18/02/04

A América de Norman Rockwell, por Tinóni

Para começar, o Warhol é um demiurgo mas é o tanas. Tudo ao contrário. O Warhol não sacralizou nada a banalidade. O que ele fez foi banalizar o sagrado, o bom velho sagrado americano, e qualquer parolo do Kentucky sabe isso. O gajo é o anti-Rubliov, capaz de realçar o buço da Virgem Maria e borratar a pintura da Marilyn, fazendo-a parecer um palhaço triste (é claro que era delicado e submisso com quem lhe pagava bem).

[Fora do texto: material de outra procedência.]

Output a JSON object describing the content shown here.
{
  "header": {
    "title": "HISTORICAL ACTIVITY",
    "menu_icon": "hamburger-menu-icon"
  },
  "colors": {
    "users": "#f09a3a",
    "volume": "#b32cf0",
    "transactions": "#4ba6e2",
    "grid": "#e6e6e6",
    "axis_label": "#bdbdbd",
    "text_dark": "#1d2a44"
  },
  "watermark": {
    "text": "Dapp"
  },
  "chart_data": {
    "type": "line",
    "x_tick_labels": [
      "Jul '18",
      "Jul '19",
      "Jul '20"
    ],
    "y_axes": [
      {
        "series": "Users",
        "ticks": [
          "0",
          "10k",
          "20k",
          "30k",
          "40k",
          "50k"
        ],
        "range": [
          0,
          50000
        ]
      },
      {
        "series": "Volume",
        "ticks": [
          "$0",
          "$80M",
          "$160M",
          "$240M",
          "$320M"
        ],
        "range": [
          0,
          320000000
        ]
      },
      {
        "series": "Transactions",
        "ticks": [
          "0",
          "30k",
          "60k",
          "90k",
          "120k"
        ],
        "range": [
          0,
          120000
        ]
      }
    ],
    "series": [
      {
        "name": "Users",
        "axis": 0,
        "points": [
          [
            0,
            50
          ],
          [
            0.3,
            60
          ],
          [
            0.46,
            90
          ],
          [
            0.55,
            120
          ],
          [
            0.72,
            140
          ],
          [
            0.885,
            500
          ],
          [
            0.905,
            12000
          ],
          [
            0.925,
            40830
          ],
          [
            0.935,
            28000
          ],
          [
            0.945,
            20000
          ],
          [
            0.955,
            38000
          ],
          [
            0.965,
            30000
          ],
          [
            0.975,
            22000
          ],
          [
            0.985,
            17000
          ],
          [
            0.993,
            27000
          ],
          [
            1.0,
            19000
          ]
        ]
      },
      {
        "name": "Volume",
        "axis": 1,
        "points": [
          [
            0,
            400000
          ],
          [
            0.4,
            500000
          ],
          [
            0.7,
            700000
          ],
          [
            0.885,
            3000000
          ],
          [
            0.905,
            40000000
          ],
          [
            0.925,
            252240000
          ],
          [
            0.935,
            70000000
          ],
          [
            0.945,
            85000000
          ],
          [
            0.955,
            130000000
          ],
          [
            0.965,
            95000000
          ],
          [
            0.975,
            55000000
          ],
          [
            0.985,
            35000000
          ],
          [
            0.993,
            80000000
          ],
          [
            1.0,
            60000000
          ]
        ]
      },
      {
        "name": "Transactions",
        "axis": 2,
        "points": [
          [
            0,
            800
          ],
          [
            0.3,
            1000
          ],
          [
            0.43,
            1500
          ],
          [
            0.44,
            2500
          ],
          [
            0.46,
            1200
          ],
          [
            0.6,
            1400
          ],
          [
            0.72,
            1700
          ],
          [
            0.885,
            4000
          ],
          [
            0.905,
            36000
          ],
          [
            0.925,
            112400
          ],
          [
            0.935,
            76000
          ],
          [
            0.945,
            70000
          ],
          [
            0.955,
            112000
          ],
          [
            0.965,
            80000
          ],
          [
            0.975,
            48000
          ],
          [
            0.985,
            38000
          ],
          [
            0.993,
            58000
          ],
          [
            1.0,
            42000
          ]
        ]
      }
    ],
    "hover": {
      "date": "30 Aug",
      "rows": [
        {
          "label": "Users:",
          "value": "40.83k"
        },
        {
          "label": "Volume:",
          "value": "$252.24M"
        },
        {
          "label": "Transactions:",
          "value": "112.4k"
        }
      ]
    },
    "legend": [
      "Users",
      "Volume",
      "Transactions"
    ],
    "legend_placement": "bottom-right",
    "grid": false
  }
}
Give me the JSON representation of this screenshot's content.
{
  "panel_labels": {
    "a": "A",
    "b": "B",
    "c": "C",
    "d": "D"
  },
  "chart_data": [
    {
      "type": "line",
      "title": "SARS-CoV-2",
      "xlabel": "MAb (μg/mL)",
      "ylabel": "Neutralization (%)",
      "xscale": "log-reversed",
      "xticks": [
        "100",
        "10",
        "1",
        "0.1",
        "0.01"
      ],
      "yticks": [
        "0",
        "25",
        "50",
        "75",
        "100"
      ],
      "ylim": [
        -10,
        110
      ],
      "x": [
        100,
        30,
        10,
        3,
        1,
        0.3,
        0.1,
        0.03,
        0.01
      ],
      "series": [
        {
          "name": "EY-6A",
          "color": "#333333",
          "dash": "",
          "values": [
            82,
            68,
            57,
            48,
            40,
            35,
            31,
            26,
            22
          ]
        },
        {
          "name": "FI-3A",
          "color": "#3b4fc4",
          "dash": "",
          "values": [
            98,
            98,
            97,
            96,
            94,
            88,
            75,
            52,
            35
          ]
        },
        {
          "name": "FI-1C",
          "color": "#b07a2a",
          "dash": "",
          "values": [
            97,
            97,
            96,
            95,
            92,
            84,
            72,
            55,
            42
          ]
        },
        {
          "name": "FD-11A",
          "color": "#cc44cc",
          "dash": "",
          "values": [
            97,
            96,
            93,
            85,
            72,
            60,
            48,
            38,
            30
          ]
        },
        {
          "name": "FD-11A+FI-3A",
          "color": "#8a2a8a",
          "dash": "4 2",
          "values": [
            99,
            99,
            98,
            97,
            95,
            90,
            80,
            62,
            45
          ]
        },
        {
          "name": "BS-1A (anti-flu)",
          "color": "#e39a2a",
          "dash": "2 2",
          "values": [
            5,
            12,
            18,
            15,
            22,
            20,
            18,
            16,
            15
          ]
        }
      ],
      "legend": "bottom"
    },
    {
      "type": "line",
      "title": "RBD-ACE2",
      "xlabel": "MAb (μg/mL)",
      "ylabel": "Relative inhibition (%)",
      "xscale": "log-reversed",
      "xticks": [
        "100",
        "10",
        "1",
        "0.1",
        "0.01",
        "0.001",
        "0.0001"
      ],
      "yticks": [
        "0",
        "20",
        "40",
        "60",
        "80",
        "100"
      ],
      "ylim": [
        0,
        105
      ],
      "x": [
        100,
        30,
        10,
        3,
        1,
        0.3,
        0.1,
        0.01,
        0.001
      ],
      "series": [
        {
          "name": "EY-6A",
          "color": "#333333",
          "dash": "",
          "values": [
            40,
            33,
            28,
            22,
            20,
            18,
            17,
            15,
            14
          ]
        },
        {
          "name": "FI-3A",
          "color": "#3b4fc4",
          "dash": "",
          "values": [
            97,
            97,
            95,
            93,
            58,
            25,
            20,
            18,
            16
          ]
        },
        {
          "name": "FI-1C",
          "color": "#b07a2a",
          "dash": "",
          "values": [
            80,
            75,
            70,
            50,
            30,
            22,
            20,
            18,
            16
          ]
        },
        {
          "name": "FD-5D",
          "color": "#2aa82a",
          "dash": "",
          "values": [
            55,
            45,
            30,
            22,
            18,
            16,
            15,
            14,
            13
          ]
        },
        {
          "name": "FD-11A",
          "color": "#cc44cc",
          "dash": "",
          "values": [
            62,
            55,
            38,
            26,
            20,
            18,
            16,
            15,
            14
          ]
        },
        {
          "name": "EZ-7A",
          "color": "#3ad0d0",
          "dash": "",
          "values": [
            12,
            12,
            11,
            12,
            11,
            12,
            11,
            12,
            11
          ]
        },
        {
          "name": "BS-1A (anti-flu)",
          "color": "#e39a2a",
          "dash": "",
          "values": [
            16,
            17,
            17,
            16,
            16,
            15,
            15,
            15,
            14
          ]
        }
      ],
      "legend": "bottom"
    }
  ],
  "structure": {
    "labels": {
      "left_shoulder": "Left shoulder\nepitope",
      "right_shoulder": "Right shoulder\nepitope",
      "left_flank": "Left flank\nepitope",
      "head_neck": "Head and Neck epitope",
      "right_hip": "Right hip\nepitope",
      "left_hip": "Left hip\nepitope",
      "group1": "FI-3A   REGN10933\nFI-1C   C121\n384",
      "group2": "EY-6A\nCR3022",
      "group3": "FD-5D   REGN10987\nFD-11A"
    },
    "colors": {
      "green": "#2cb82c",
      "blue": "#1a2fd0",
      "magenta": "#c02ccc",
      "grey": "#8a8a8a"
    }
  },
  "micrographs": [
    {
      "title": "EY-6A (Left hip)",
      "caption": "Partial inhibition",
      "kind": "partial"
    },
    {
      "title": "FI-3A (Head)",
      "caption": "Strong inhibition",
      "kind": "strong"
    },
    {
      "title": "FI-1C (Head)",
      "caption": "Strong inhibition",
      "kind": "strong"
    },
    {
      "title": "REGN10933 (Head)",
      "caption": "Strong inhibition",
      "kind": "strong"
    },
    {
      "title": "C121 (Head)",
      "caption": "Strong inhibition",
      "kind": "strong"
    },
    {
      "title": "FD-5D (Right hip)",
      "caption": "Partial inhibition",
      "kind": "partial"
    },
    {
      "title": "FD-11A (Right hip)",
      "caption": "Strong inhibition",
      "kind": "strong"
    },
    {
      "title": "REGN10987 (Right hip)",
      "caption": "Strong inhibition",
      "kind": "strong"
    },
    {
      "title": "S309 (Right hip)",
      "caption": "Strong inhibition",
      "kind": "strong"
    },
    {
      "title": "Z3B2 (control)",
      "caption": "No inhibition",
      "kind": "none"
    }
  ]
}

A arte americana sempre foi figurativa, de uma figuração realista e ao mesmo tempo idealizada. A abstracção e a arte conceptual, de que a pop é bastarda, só chegaram ao outro lado do atlântico no pós-guerra, com o Pollock, o Rothko e outros estrangeirados. A arte original americana sempre foi a arte do quotidiano e da celebração da paisagem, herança do puritanismo dos founding fathers, gente prática pouco dada a expressionismos e estilizações irónicas. E são esses quotidiano e paisagem, habitados por heroísmos vários, que constituem a religião americana. Os ícones americanos são os quadros do Norman Rockwell, com famílias felizes a sorver campbell, acabadinhos de sair de um ritual de masturbação secreta e silenciosa com pin ups de corpo inteiro. E representações de vidas de outros santos, por santeiros anónimos. Heróis do desporto e das telas de cinema. Nisso está muito perto do realismo soviético. Como se pode celebrar a Marilyn com aquelas representações frias, mais do que trágicas? Em que altar se penduram? Para que quer um americano (um americano americano) uma pintura de uma lata de sopa, se já tem as prateleiras cheias com o autêntico e as paredes ocupadas com calendários da Betty Grable nas alturas. Para que quer um americano patriota um quadro do Jasper Johns com a stars and stripes pintada? Que não esvoaça, que não se ergue, que de tão realista se torna cínica? Esses ficam para nós, os que também compram réplicas de ícones do Rubliov para gozo estético ou para entreter a vida com réplicas de misticismo. Dois testes finais: o John Wayne gostava do Warholl? É claro que não! Tivesse ele tido forças e tê-lo-ia chutado para fora do templo, a esse paneleiro vendilhão. E o Warhol lançou o Springstein? Pois não, lançou o Lou Reed, o que não é bem a mesma coisa. E pronto, é isto ou o seu contrário. Mas gosto mesmo é dos Malevitch da fase azul electrolux, bons para relaxar ao som de trinados de periquito. E bacalhau.